For safety consideration, gas composition is commonly expressed as C1/C2 ratio (obtained from the GC data) and plotted vs. depth. This ratio is generally used to get rapid information about the origin of the hydrocarbons (i.e., to distinguish between biogenic gas and gas migrated from a deeper source of thermogenic hydrocarbons). When high amounts of C1 are present (>10,000 ppm), very high C1/C2 ratios indicate a gas (C1) formation by biological processes. On the other hand, the occurrence of major amounts of C2 (to C5) in shallow depths is associated with thermogenic hydrocarbon generation. When interpreting the C1/C2 ratios, it has to be considered, however, that minor amounts of C2 (and C3, C4, and C5) can also be generated in situ during early (low temperature) diagenesis of organic matter. The importance of this process increases with increasing burial depth, resulting in a consistent ("normal") decrease in C1/C2 with increasing temperature. The relationship of C1/C2 and sediment temperature (Fig. F2) can be used as one criterion to evaluate the "normal" vs. "anomalous" nature of the hydrocarbon occurrence. Anomalously low C1/C2 ratios suggest the presence of migrated thermogenic hydrocarbons (Ocean Drilling Program, 1992).

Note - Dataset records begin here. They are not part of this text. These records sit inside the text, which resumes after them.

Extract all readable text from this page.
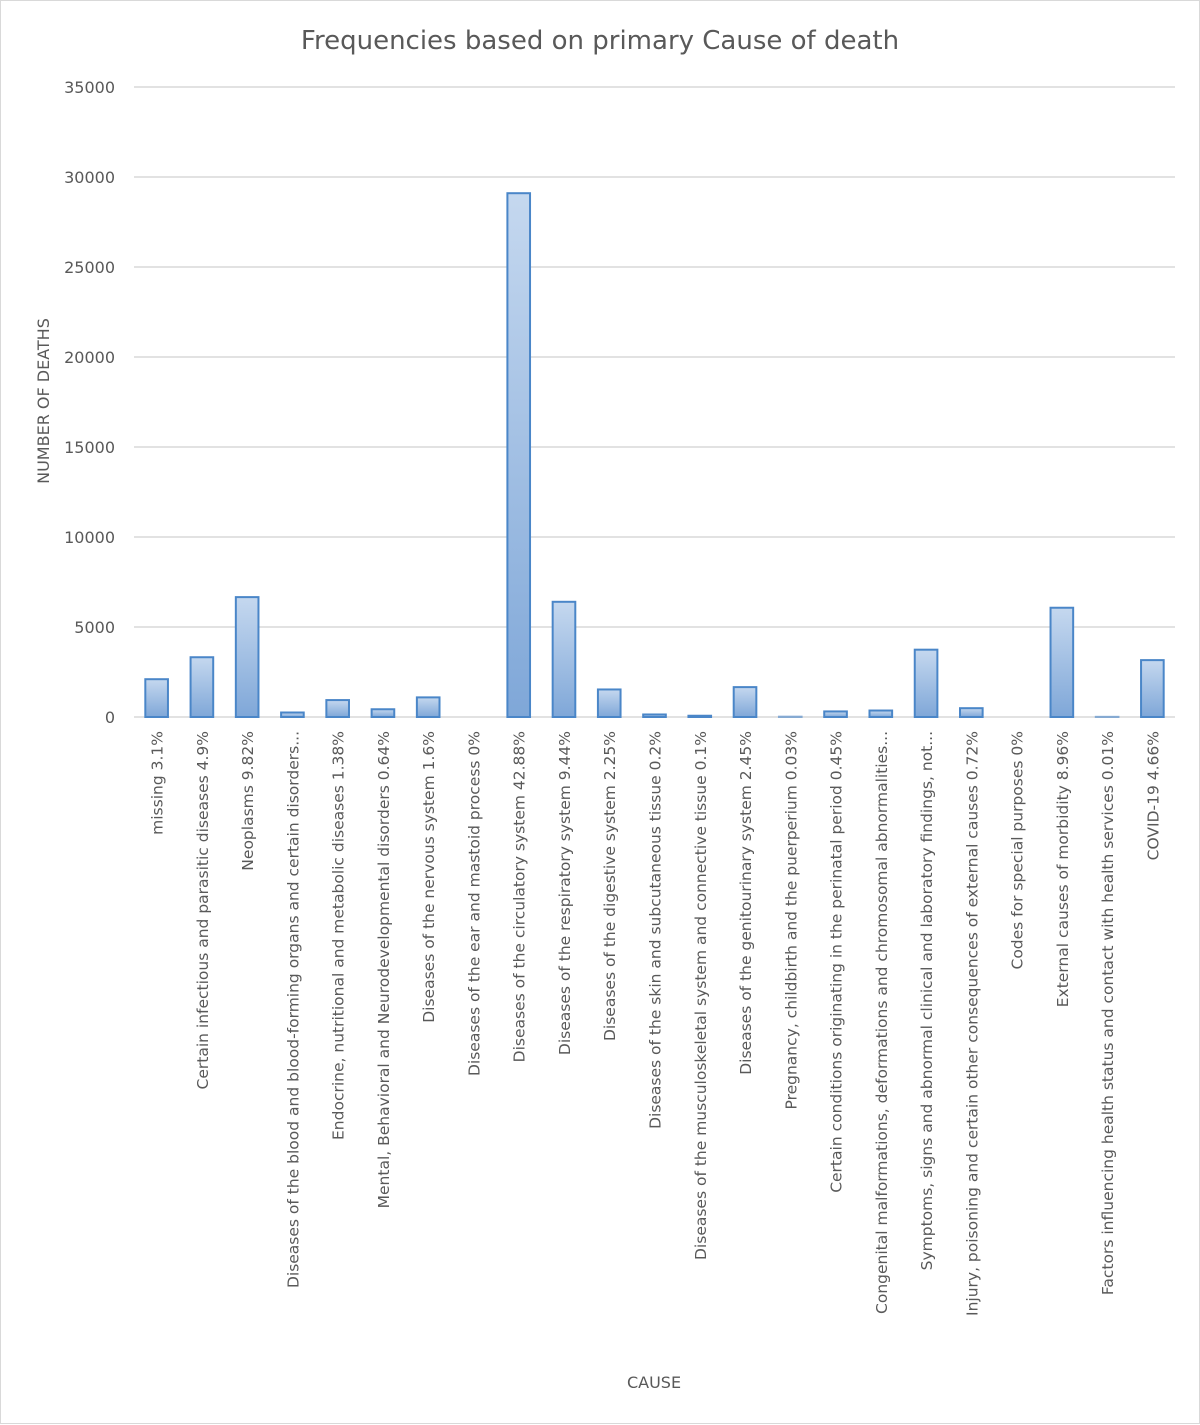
Frequencies based on primary Cause of death
0
5000
10000
15000
20000
25000
30000
35000
missing 3.1% Certain infectious and parasitic diseases 4.9% Neoplasms 9.82% Diseases of the blood and blood-forming organs and certain disorders... Endocrine, nutritional and metabolic diseases 1.38% Mental, Behavioral and Neurodevelopmental disorders 0.64% Diseases of the nervous system 1.6% Diseases of the ear and mastoid process 0% Diseases of the circulatory system 42.88% Diseases of the respiratory system 9.44% Diseases of the digestive system 2.25% Diseases of the skin and subcutaneous tissue 0.2% Diseases of the musculoskeletal system and connective tissue 0.1% Diseases of the genitourinary system 2.45% Pregnancy, childbirth and the puerperium 0.03% Certain conditions originating in the perinatal period 0.45% Congenital malformations, deformations and chromosomal abnormalities... Symptoms, signs and abnormal clinical and laboratory findings, not... Injury, poisoning and certain other consequences of external causes 0.72% Codes for special purposes 0% External causes of morbidity 8.96% Factors influencing health status and contact with health services 0.01% COVID-19 4.66%
NUMBER OF DEATHS
CAUSE
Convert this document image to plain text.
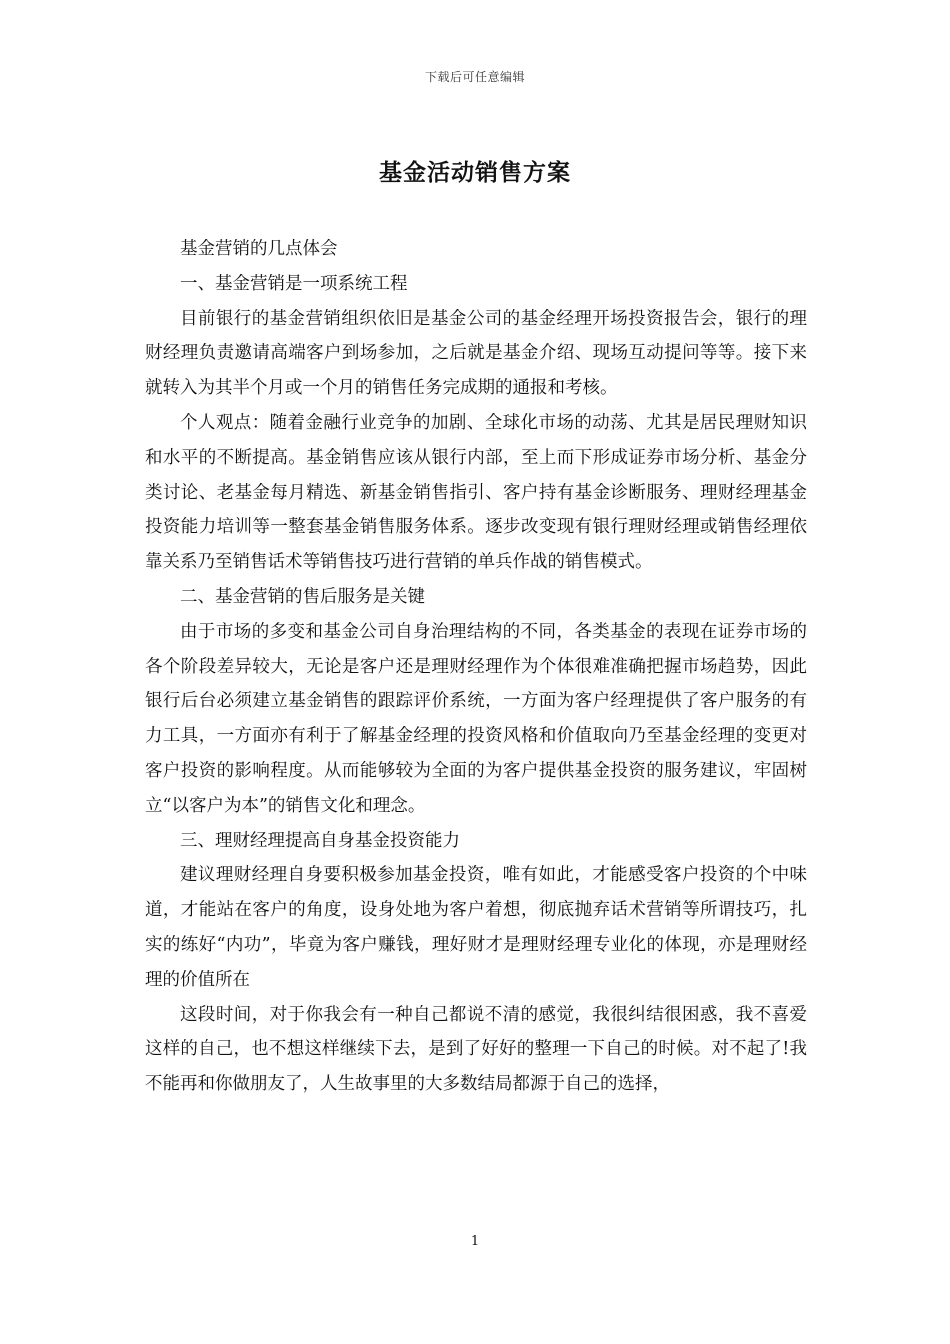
下载后可任意编辑
基金活动销售方案

基金营销的几点体会

一、基金营销是一项系统工程

目前银行的基金营销组织依旧是基金公司的基金经理开场投资报告会，银行的理财经理负责邀请高端客户到场参加，之后就是基金介绍、现场互动提问等等。接下来就转入为其半个月或一个月的销售任务完成期的通报和考核。

个人观点：随着金融行业竞争的加剧、全球化市场的动荡、尤其是居民理财知识和水平的不断提高。基金销售应该从银行内部，至上而下形成证券市场分析、基金分类讨论、老基金每月精选、新基金销售指引、客户持有基金诊断服务、理财经理基金投资能力培训等一整套基金销售服务体系。逐步改变现有银行理财经理或销售经理依靠关系乃至销售话术等销售技巧进行营销的单兵作战的销售模式。

二、基金营销的售后服务是关键

由于市场的多变和基金公司自身治理结构的不同，各类基金的表现在证券市场的各个阶段差异较大，无论是客户还是理财经理作为个体很难准确把握市场趋势，因此银行后台必须建立基金销售的跟踪评价系统，一方面为客户经理提供了客户服务的有力工具，一方面亦有利于了解基金经理的投资风格和价值取向乃至基金经理的变更对客户投资的影响程度。从而能够较为全面的为客户提供基金投资的服务建议，牢固树立“以客户为本”的销售文化和理念。

三、理财经理提高自身基金投资能力

建议理财经理自身要积极参加基金投资，唯有如此，才能感受客户投资的个中味道，才能站在客户的角度，设身处地为客户着想，彻底抛弃话术营销等所谓技巧，扎实的练好“内功”，毕竟为客户赚钱，理好财才是理财经理专业化的体现，亦是理财经理的价值所在

这段时间，对于你我会有一种自己都说不清的感觉，我很纠结很困惑，我不喜爱这样的自己，也不想这样继续下去，是到了好好的整理一下自己的时候。对不起了!我不能再和你做朋友了，人生故事里的大多数结局都源于自己的选择，

1
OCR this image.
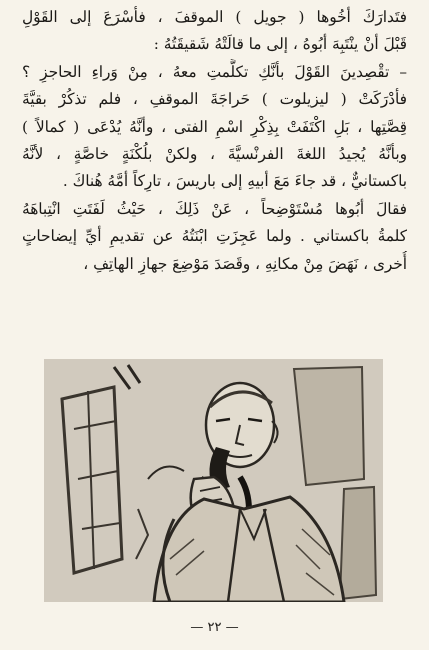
فتَدارَكَ أخُوها ( جويل ) الموقفَ ، فأسْرَعَ إلى القَوْلِ
قَبْلَ أنْ ينْتَبِهَ أبُوهُ ، إلى ما قالَتْهُ شَقيقَتُهُ :
– تقْصِدينَ القَوْلَ بأنَّكِ تكلَّمتِ معهُ ، مِنْ وَراءِ الحاجزِ ؟
فأدْرَكَتْ ( ليزيلوت ) حَراجَةَ الموقفِ ، فلم تذكُرْ بقيَّةَ
قِصَّتِها ، بَلِ اكْتَفَتْ بِذِكْرِ اسْمِ الفتى ، وأنَّهُ يُدْعَى ( كمالاً )
وبأنَّهُ يُجيدُ اللغةَ الفرنْسيَّةَ ، ولكنْ بلُكْنَةٍ خاصَّةٍ ، لأنَّهُ
باكستانيٌّ ، قد جاءَ مَعَ أبيهِ إلى باريسَ ، تارِكاً أمَّهُ هُناكَ .
فقالَ أبُوها مُسْتَوْضِحاً ، عَنْ ذَلِكَ ، حَيْثُ لَفَتَتِ انْتِباهَهُ
كلمةُ باكستاني . ولما عَجِزَتِ ابْنَتُهُ عن تقديمِ أيِّ إيضاحاتٍ
أُخرى ، نَهَضَ مِنْ مكانِهِ ، وقَصَدَ مَوْضِعَ جهازِ الهاتِفِ ،
— ٢٢ —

The C1/C2 vs. temperature guidelines developed by the JOIDES Safety Panel (Ocean Drilling Program, 1992) were based on analysis of vacutainer or gas expansion pocket samples. Rudy Stein and others adapted and calibrated the C1/C2 vs. temperature diagram (Fig. F2) for headspace analysis (Shipboard Scientific Party, 1995).
Figure F2 includes a pattern that approximately separates anomalous vs. normal C1/C2 ratios. Also shown by the two lines is the approximate influence of different levels of organic carbon content. Headspace and vacutainer techniques generally give slightly different results, especially at shallow depths. Vacutainer C1/C2 ratios are higher than headspace ratios because the vacutainer technique retains more of the methane, but the overall trends should be similar.
Figure F3 shows the separation pattern of normal vs. anomalous zones for both headspace and vacutainer techniques for Leg 151 Hole 909C. At Site 909, the headspace C1/C2 ratios show the normal general decrease with depth and temperature, from values of >10,000 in shallow depths to a value of ~50 at 1061 mbsf (or 93°C in temperature). Vacutainer C1/C2 ratios are slightly lower (19) but show the same trend. Despite heavy hydrocarbon (C2-C7) occurrence after 700 msbf (or 60°C), their smooth increase with depth was normal and drilling was continued without incident until 1061.8 msbf. A sharp change in the hydrocarbons (abrupt increase of C3-C7) and other geological observations resulted in the termination of drilling of Hole 909C.
"Appendix A" describes the procedure used to inject a gas sample into the GC3 and NGA. "Appendix B" describes the procedure used to send gas data to the Janus database. "Appendix C" describes the features of the GAR program used to monitor gas data in real time.